Fastest-spreading email worm 'MyDoom' turns five

The Windows computer virus MyDoom first appeared on January 26th 2004, and very soon overtook a virus called SoBig as the fastest-spreading email worm ever.

Five years is a long time in the IT industry, and at the time botnets (a collection of software robots that ran autonomously and automatically) weren't really understood.

MyDoom was one of the first fast-spreading email viruses that created what we understand now as botnets, a resource which criminals can use to send out lots of spam.

Paul Wood, senior analyst at MessageLabs, said that at first it was difficult to find out how many computers were infected, because the impact on email systems was very dramatic.

He said that the MyDoom virus, when it spread, spoofed the "from" address, and in those days people hadn't configured their mail gateway in the same way that they have now.
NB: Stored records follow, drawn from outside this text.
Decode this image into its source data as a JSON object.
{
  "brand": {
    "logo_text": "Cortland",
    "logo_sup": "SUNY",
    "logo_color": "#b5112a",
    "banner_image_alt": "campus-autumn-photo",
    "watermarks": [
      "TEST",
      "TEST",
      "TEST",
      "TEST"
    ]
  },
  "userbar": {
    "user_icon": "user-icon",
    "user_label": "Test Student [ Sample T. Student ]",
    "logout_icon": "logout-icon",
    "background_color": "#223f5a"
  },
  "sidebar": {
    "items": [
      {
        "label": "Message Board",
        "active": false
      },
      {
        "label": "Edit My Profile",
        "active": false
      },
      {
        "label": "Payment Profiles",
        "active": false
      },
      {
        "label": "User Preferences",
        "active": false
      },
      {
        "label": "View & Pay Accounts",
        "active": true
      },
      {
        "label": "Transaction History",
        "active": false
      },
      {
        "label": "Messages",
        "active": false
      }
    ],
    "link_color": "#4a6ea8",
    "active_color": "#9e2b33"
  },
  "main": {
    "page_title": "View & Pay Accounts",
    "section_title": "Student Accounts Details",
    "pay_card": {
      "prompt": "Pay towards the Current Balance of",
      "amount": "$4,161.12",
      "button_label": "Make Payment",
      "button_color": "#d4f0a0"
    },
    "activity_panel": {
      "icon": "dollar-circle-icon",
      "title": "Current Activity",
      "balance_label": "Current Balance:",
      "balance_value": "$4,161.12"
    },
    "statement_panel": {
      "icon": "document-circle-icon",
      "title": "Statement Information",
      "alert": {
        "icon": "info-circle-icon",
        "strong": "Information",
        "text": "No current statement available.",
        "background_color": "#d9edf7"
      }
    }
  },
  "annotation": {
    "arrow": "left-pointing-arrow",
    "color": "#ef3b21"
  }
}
"Your virus signatures identified an email that contained this malware, and would naturally send an email back to the recipient saying that they had just tried to send a virus," he said.

"That contributed to a huge volume of traffic because these spoofed email addresses would send it to people who hadn't sent an email originally, who were now being sent a copy of a virus."

The proportion of email traffic that contained malware before MyDoom was one in 130. As soon as the attack started this shot up to one in 12 at its peak.

Wood added: "The levels, even though they fluctuated, never really came to below one in 60 until early in 2006."

Between 2004 and 2005 there was a botnet war between criminals who wanted to take a stake in the new found botnet market. As such, MyDoom tried to take out other viruses and claim the botnet crown.

"We are still intercepting variants of MyDoom even today, but in relatively low numbers now," added Wood. "That may be due to computers that have not been cleaned up, and may never be cleaned up because of what they are and where they are."